Within three years of its founding, the Graduate School awarded the first master's degrees to three students. A year later, Mary D. Lyndon became the first woman to receive a master's degree. She went on to become the university's first dean of women.
The initial graduate degrees UGA offered were Master of Arts, Master of Science, Civil Engineering and Master of Science in agriculture. Doctoral degrees were first offered in 1935, with Ph.D. degrees available to only chemistry, biological sciences and history students. From the limited number degrees available in the early years, today UGA offers master's degrees in 118 fields and doctoral degrees in 79 disciplines.
In recognition of the past achievements, the Graduate School will host events throughout 2010 to celebrate 100 years of formal graduate education.
The centennial celebration formally begins Jan. 28 with speeches from Michael Adams, UGA president; Dean Grasso; and Debra Stewart, the president of the Council of Graduate Schools.

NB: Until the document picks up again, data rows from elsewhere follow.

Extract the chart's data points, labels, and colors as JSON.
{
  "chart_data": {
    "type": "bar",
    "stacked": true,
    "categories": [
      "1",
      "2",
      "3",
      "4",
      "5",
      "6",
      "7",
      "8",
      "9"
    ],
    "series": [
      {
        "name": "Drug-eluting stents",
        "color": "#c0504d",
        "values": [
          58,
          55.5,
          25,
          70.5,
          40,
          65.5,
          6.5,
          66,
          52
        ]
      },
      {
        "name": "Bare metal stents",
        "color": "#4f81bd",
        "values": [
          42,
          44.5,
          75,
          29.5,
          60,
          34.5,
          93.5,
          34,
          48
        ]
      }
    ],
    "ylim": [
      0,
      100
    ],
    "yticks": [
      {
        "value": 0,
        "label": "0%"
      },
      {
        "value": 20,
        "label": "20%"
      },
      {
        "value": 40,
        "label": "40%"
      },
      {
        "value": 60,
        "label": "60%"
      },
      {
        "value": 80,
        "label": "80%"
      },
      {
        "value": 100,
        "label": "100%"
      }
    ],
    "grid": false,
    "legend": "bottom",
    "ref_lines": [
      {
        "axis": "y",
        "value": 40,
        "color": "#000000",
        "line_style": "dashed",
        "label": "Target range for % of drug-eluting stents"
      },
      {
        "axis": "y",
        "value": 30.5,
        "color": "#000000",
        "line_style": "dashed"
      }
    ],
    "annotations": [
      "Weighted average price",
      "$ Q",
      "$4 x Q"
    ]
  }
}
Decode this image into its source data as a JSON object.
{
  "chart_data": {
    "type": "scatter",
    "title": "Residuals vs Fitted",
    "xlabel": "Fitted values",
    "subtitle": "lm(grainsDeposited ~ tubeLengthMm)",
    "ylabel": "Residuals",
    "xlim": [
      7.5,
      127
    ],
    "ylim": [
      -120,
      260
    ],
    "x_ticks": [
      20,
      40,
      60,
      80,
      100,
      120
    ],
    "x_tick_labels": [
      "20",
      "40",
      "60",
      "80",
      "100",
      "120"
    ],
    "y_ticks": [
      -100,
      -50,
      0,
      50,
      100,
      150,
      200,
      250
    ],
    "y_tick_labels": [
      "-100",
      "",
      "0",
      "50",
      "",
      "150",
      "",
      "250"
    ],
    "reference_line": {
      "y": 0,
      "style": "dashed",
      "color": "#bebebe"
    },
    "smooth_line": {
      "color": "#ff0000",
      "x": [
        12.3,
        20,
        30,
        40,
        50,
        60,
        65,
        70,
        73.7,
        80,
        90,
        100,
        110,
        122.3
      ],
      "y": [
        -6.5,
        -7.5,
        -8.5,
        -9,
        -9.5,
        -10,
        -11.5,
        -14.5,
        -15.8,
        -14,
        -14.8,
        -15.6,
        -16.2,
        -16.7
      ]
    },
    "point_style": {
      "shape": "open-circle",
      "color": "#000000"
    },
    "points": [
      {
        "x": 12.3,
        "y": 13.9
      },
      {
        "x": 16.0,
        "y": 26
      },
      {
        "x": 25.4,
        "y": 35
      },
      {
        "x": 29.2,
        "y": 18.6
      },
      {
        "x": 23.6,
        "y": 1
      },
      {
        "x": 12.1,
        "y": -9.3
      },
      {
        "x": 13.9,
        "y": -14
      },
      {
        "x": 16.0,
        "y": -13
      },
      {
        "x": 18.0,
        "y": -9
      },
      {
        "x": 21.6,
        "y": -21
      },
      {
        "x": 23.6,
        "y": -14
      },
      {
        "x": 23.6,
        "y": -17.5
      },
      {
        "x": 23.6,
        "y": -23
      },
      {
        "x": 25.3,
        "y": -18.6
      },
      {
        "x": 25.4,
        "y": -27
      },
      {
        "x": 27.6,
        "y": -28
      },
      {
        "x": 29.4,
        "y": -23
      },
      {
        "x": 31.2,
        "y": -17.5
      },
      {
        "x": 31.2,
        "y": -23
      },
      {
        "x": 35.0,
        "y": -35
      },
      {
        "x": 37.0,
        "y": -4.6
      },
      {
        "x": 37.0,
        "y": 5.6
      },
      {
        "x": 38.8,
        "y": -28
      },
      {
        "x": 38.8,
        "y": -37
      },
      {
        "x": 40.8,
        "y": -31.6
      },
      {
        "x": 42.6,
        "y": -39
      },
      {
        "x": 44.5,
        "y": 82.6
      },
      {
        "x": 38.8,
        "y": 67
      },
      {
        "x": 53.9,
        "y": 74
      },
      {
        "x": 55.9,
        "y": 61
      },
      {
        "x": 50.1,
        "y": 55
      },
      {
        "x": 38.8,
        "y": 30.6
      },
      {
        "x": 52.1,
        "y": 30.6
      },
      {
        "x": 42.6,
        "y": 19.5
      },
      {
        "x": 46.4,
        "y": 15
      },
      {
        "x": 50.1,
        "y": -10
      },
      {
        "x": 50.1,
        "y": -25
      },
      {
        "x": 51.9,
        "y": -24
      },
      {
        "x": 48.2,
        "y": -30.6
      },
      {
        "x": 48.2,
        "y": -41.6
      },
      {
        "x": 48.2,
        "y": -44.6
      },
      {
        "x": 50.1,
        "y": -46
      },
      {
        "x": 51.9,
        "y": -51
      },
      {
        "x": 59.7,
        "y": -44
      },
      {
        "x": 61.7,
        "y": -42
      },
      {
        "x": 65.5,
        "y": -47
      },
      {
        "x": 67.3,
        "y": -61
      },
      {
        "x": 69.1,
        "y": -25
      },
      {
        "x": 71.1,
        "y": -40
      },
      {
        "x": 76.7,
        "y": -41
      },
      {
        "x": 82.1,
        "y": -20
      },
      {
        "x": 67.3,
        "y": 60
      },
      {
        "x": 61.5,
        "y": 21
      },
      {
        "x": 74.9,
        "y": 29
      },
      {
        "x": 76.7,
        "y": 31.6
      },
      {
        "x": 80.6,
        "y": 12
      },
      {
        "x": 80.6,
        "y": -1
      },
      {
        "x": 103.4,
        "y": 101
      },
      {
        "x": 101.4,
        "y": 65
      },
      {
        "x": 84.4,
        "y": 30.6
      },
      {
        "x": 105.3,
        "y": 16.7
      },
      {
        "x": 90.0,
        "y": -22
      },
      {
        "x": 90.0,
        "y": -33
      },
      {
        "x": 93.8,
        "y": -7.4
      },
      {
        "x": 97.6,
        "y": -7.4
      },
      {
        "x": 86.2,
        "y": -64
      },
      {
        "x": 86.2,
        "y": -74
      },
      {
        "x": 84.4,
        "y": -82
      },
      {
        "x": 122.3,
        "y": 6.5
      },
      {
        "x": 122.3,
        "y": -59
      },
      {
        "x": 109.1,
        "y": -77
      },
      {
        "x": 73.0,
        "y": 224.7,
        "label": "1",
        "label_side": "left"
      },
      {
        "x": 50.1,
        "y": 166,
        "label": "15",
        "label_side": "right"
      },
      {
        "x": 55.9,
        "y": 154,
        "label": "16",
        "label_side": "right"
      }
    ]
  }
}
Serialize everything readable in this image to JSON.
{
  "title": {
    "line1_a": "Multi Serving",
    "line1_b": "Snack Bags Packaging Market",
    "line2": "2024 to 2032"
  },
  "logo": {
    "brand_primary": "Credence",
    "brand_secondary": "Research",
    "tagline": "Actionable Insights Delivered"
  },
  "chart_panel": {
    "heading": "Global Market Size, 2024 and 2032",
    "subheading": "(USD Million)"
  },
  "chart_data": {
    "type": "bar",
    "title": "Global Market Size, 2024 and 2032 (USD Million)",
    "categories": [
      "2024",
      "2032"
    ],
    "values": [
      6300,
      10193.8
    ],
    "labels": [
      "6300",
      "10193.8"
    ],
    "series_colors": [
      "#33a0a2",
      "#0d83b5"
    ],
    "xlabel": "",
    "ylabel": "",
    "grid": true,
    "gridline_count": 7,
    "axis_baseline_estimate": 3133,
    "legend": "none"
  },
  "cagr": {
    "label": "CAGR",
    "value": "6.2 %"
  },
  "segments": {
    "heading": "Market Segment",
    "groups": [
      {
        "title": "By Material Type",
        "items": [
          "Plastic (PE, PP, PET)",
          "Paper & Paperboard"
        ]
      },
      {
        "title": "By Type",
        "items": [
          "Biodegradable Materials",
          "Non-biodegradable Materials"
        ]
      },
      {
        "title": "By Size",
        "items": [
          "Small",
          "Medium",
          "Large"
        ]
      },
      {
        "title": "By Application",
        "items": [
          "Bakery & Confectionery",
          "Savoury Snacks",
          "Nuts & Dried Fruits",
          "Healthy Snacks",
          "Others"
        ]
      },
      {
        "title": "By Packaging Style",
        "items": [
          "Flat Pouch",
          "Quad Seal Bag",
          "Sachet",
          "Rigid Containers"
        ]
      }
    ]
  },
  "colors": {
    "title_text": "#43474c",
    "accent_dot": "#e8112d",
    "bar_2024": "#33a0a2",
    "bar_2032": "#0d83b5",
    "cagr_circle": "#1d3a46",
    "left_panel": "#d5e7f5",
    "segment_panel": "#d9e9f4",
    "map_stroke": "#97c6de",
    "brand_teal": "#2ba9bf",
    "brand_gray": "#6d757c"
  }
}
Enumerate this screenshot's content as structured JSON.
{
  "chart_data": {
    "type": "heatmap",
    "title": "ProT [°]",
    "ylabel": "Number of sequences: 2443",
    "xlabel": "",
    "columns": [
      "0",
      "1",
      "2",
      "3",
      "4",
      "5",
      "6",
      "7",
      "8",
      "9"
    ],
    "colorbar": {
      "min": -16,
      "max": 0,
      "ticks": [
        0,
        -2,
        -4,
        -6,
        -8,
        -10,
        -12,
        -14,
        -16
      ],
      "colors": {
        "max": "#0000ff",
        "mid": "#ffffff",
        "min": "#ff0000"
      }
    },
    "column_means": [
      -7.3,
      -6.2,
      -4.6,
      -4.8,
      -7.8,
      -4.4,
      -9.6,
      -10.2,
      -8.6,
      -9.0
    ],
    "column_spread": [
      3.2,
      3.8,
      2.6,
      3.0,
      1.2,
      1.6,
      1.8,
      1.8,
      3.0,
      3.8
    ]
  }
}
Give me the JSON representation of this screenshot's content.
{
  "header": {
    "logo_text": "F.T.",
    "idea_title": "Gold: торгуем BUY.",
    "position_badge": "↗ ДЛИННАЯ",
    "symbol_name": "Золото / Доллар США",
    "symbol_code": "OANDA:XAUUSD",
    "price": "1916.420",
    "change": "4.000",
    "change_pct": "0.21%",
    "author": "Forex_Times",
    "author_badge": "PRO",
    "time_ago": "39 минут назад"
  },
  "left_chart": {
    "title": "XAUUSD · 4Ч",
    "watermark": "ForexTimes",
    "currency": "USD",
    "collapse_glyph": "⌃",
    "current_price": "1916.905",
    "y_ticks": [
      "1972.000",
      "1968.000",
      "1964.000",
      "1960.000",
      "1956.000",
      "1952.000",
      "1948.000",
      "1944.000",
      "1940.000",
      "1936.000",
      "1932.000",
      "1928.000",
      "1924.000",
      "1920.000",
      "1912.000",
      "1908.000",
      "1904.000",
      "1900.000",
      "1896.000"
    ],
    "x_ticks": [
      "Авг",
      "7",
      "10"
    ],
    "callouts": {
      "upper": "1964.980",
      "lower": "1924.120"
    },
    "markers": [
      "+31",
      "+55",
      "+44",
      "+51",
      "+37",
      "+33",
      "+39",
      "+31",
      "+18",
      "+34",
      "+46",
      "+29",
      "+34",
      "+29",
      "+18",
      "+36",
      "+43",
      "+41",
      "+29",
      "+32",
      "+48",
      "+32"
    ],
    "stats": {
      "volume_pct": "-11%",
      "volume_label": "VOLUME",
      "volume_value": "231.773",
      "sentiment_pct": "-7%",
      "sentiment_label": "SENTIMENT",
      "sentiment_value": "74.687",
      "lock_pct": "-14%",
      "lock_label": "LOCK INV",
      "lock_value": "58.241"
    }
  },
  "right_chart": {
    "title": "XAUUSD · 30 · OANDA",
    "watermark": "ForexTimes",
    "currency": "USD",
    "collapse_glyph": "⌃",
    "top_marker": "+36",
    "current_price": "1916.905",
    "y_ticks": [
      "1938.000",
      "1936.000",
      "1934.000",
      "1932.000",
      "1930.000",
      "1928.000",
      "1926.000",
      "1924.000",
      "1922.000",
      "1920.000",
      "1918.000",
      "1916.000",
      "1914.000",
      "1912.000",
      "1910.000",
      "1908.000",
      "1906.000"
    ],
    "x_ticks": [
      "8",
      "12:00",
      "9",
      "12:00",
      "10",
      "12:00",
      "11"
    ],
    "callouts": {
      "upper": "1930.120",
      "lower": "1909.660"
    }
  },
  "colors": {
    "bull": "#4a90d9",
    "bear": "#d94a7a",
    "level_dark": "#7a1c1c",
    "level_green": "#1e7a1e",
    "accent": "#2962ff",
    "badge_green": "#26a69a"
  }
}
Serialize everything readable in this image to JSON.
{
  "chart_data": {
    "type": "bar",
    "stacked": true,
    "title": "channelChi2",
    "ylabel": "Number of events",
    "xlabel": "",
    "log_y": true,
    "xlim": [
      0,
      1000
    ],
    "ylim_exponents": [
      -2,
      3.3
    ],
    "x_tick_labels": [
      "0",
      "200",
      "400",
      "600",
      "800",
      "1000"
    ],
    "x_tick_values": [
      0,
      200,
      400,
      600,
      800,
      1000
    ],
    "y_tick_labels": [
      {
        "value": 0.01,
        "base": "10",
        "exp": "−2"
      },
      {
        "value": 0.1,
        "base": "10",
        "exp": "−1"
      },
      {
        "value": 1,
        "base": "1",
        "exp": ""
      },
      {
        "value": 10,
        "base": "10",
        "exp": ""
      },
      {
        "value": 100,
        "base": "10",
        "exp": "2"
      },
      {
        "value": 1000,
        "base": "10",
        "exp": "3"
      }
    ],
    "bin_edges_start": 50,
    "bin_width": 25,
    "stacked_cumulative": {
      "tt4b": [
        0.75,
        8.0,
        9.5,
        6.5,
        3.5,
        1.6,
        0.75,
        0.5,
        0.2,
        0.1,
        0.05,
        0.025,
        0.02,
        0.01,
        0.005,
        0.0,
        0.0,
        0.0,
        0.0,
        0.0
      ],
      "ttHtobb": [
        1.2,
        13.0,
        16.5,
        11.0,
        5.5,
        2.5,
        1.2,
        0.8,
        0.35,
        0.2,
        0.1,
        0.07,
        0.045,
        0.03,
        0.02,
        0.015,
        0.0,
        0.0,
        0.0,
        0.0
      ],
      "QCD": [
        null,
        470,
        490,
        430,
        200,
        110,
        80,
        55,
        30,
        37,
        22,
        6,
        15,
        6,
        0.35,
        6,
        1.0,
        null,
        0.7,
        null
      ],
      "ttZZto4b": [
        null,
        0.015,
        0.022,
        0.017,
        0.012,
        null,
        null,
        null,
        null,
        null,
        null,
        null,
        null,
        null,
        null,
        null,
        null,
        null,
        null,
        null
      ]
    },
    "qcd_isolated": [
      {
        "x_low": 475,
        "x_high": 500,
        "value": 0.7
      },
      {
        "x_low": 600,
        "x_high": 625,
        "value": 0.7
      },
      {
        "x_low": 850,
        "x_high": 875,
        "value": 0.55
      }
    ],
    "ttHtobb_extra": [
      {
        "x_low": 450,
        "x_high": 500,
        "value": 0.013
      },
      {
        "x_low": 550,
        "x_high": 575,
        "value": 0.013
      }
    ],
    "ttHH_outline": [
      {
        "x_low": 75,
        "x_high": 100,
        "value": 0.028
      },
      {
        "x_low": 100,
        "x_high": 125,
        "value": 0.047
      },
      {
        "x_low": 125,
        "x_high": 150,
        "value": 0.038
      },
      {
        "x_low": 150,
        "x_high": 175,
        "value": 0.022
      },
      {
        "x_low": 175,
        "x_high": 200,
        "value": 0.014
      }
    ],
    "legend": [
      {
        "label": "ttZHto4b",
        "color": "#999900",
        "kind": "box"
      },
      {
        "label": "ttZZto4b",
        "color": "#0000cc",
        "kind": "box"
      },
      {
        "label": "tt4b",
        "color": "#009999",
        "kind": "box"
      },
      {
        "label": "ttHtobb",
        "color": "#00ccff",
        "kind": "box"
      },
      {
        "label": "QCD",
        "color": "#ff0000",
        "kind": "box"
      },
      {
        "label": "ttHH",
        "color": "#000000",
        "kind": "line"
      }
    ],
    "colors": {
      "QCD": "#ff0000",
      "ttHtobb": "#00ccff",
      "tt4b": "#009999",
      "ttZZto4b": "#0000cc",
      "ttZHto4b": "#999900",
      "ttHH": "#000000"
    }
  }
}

Stewart will talk about the opportunities and challenges facing graduate education in the next decade and beyond.
Information about future centennial events can be found on the Graduate School Web site.
"We plan to celebrate all facets of graduate education, from the individuals who demonstrate the successes of the Graduate School to our surrounding community and state that allows us to flourish," said Grasso.